Dawkins indeed considers religion as the delusion of prophets’ beliefs, fictions, perceptions, and
behaviors, divorced from reality, stemming from a wounded grasp on objective truth, let alone
science. However, when large groups of followers collectively share the same delusional beliefs,
in Dawkins’ view, it often takes on the mantle of religion. That, of course, is not confined simply
to monotheistic religions. All religions somehow provide their adherents with ethical
prescriptions and even refuge from other delusions as well. Religions promise shelters from the
storm of existing in the world.
What may appear irrational or nonsensical from an outside perspective becomes a profound
spiritual truth for the faithful adherents of all religions. Societal norms and institutions lend
credibility and structure to these shared illusions, lending them legitimate claims to delusive
truths that an individual’s isolated delusions could never attain. Customs, rituals, and dogmas
become deeply ingrained, perpetuating the shared psychosis across generations. Questioning the
fundamental tenets of widespread religious belief systems are often met with ostracization,
ridicule, targeting for violence, for the collective delusion is fiercely guarded. The irony remains
that one’s insanity is frequently upheld as sacred truth when manifested in the beliefs and
religious behaviors. Religious delusions and the unsecular power structures that reinforce them
illustrate the troubles with prioritizing consensus over objective reality.

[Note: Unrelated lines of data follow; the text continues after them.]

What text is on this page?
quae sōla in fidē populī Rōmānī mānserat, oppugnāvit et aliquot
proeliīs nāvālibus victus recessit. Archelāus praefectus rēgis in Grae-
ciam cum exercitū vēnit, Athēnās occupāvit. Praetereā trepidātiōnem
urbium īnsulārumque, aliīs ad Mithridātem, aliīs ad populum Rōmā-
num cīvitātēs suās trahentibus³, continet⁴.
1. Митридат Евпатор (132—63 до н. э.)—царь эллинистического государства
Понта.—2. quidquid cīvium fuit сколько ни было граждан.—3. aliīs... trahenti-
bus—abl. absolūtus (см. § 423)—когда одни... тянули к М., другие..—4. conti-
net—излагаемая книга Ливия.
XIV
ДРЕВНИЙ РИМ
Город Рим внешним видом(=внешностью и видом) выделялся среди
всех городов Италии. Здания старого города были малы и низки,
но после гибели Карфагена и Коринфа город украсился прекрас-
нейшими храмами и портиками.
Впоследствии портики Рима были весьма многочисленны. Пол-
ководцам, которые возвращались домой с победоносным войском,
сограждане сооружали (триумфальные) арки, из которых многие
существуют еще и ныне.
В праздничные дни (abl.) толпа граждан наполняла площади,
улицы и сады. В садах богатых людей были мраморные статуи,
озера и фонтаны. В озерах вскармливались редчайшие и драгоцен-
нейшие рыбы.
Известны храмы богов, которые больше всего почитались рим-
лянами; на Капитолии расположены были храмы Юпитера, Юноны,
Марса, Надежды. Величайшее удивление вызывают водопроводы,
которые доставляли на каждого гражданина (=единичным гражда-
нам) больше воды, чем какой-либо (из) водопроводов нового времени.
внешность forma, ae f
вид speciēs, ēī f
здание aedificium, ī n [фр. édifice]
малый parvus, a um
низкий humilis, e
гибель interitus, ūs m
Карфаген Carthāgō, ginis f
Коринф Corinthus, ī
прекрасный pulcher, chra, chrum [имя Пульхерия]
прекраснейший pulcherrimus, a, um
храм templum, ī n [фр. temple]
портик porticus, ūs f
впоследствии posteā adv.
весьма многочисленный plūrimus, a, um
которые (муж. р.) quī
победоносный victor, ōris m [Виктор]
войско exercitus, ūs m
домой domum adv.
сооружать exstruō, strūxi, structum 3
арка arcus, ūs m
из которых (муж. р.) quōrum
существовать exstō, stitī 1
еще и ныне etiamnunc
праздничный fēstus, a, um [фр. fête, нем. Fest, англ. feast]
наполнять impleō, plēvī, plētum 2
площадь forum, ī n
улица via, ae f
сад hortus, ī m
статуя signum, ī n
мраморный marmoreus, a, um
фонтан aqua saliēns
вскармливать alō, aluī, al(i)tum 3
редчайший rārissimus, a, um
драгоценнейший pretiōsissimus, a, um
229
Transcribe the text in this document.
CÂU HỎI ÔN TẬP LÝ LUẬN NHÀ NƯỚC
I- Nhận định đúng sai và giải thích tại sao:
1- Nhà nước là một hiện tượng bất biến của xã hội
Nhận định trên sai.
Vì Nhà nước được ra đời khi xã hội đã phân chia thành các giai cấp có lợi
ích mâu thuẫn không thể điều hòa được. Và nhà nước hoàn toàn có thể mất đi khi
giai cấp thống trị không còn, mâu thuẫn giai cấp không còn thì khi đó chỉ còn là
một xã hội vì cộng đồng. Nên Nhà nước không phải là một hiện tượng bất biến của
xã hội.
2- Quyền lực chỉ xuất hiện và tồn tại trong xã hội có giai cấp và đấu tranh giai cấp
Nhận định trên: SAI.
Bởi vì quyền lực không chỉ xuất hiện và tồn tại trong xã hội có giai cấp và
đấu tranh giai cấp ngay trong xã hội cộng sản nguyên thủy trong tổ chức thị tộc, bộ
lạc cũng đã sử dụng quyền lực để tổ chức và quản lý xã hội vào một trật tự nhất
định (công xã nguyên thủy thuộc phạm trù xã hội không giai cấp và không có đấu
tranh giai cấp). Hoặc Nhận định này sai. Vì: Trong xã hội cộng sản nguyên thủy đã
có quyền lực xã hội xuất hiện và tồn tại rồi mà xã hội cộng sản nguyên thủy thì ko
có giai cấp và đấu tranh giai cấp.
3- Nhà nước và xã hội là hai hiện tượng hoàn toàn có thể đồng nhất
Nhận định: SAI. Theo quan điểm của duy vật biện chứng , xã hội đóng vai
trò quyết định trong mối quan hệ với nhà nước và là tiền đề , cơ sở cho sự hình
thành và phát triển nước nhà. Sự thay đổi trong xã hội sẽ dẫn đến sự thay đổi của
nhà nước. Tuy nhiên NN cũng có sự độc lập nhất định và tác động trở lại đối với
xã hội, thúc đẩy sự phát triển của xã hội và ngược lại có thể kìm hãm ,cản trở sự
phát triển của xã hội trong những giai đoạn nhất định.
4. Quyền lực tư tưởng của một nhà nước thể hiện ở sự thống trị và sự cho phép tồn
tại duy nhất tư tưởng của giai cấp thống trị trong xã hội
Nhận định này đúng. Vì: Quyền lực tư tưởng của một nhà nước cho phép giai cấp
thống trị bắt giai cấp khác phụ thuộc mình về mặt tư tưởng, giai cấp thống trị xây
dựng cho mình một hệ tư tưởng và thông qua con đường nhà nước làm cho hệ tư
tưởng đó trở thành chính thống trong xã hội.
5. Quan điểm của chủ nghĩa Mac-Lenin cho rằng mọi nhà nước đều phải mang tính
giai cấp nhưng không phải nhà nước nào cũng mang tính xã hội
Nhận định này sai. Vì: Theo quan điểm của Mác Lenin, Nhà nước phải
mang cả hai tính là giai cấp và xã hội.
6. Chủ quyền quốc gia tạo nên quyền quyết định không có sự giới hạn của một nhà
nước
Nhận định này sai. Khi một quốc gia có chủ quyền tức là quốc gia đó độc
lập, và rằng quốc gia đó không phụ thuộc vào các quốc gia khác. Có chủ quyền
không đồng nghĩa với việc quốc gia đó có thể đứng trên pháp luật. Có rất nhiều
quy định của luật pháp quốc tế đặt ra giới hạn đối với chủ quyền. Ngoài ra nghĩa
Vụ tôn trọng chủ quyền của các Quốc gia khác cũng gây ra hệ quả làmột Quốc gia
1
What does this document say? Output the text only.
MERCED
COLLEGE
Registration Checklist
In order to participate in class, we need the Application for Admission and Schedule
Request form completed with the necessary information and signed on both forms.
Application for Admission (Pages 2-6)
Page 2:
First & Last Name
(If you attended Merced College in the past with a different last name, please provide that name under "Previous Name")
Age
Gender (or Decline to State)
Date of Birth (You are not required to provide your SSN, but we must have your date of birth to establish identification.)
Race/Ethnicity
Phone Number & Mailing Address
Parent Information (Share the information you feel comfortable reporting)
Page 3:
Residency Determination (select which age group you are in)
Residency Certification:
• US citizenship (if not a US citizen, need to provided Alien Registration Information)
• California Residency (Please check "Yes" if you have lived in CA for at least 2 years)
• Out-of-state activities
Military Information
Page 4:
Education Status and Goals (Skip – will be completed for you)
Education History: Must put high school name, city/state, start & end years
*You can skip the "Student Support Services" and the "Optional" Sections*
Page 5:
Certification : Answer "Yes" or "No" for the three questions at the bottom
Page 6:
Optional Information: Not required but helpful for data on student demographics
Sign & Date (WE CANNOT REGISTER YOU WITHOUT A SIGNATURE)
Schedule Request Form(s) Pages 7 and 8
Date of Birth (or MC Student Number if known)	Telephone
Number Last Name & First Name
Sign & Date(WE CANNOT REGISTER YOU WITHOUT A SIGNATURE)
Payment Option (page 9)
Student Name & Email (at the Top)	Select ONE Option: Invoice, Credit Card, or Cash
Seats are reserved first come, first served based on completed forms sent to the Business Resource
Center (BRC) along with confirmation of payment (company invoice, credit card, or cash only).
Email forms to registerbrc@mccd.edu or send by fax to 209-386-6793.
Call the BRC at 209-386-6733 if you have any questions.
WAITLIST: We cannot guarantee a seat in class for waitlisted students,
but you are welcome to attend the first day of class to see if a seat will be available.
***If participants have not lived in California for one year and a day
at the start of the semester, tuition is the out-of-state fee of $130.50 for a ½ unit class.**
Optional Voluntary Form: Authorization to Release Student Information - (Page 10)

In Dawkins’ perspective, countless gods and deities have been worshiped by various cultures and
civilizations, each with their own unique attributes, origin stories, and systems of belief. With the
advance of the human collective consciousness, the vast majority of these once-revered gods
have fallen by the wayside, relegated to mythology and folklore. Just as one might view the gods
of ancient Greece or Rome with a sense of historical curiosity rather than religious devotion, the
same can be said for the myriad other deities that have captivated the human imagination over
the millennia.
In that sense, what Dawkins means by “we are all atheists” in the book is that no one believes in
the divinities of these gods any more. He then posits that the final step in this process of religious
skepticism is to extend that same level of disbelief to the one god that still commands faith – the
Monotheist God, as worshiped in Judaism, Christianity, and Islam. In this perspective, the
“atheist” refuses to grant any more credence to the God than to the pantheons of ancient
civilizations, challenging the idea of religious exceptionalism, asking why the God in
monotheism should be an exception to the inspection and doubt applied to the gods and the
deities of the ancient polytheistic religions.